Oh, and did I mention that this is the first real vampire story (at least in contemporary form). And we all know how damn prevalent those pesky blood suckers have been ever since.
The Short and Sweet of It
Audrey, an innocent, young aristocrat develops a boy-crush on a distant, but intriguing Lord Ruthven. Determined to learn more about the enigmatic man, Audrey accompanies him on his travels. When Audrey discovers Ruthven's plan to compromise a young woman, he foils the plot and leaves Ruthven. But he cannot escape the determined gentlemen so easily.
A Bit of a Ramble
What distinguishes this vampire tale from the ones published prior is the vampire himself. Originally vampires were animalistic creatures with horrible visages, driven by overpowering lust (for blood). Today vampires are suave, intelligent creatures driven by a pressing lust (for blood and sex). Lord Ruthven, Polidori's vampire, is a first incarnation of the contemporary vampire. He is removed, distant, but that lends an air of mystery which the aristocracy, and particularly the ladies, find irresistible. He has "a winning tongue" and is able to seduce when it pleases. And of course, he desires to feed from beautiful, virginal ladies. Yet he remains ruthless. No reluctant drinker here my fellow readers.
Speaking of the ladies, the book directly states a circumstance of romance which has pricked at my mind for ages: the male fascination with the childlike female. Aubrey's love interest is described:
...her innocence, so contrasted with all the affected virtues of the women among whom he had sought for his vision of romance, won his heart...Ianthe was unconscious of his love, and was ever the same frank infantile being he had first known.This adoration of immaturity has always disturbed me. I can see the appeal described in the first sentence (if interpreted in a specific way). Simplicity (not of the mind, but of lifestyle and pretension) can be very refreshing after spending time amongst schemers. But that interpretation is set on its head when one reads further and hears that Ianthe was a "frank infantile being". Clearly what we are talking about then is Ianthe's childish nature, a lack of knowledge and experience which makes her easily led and almost amusing. I guess I've just never seen how that is attractive. Personally, the idea of dating even a 24 year old gives me chills.

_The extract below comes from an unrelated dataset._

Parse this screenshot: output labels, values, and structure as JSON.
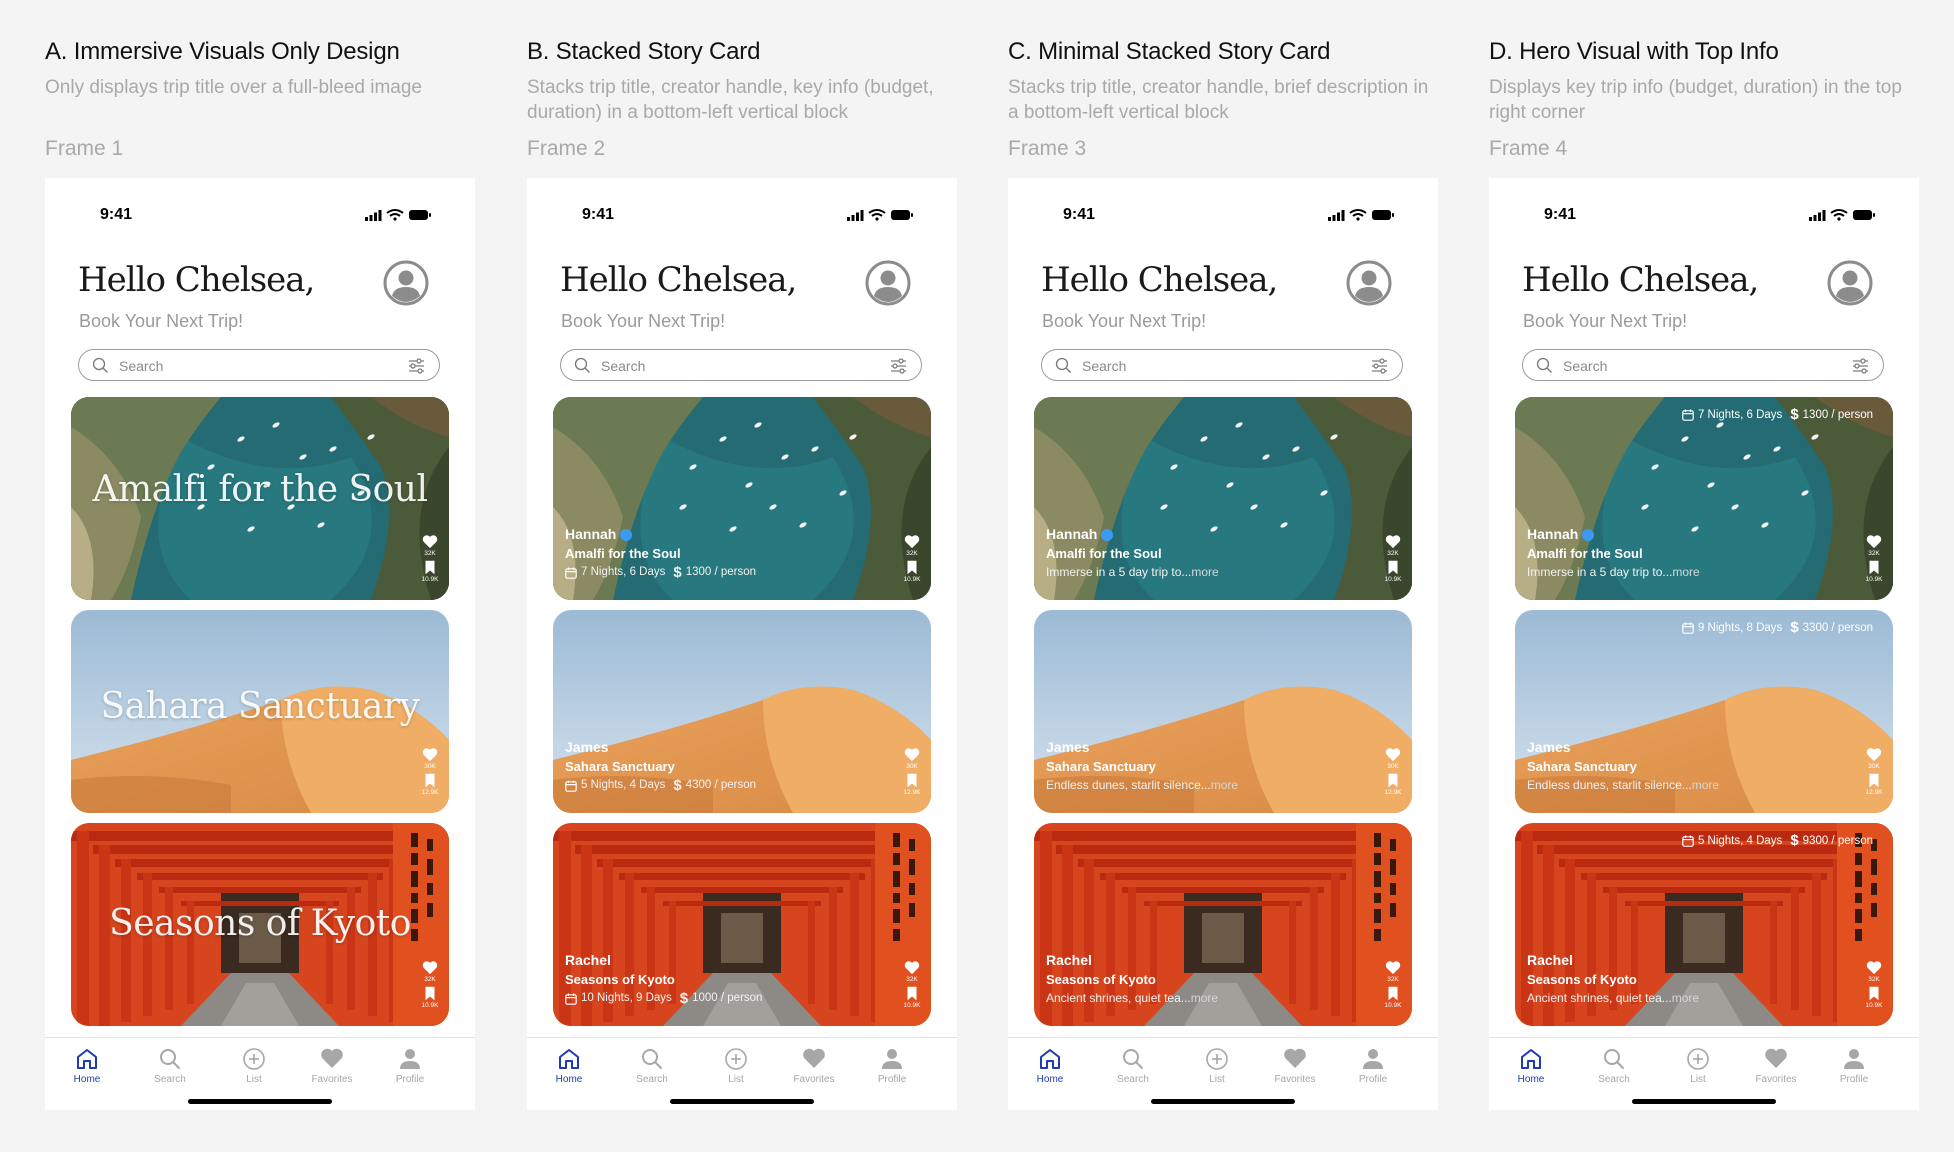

Issues of this nature, however, are reasons I love reading the classics. Not because these issues only exist in the classics, clearly they do not (Bella and Ianthe would probably get along well), but because they lay it out so clearly for us to see, with no subtle suggestion or hidden interpretations; it's just right there on the page. And I do so love how it makes me think.
But back to the story itself. At a mere forty-some-odd pages, this novella still manages to summarize a story. That's right, I said summarize. The style here is that of relating what happened with minimal dialogue and detail. This is a style I find highly efficient even if not particularly entertaining. I would still suggest reading this one, however, both for its significance to such an important genre and because at its heart, it's still a good tale.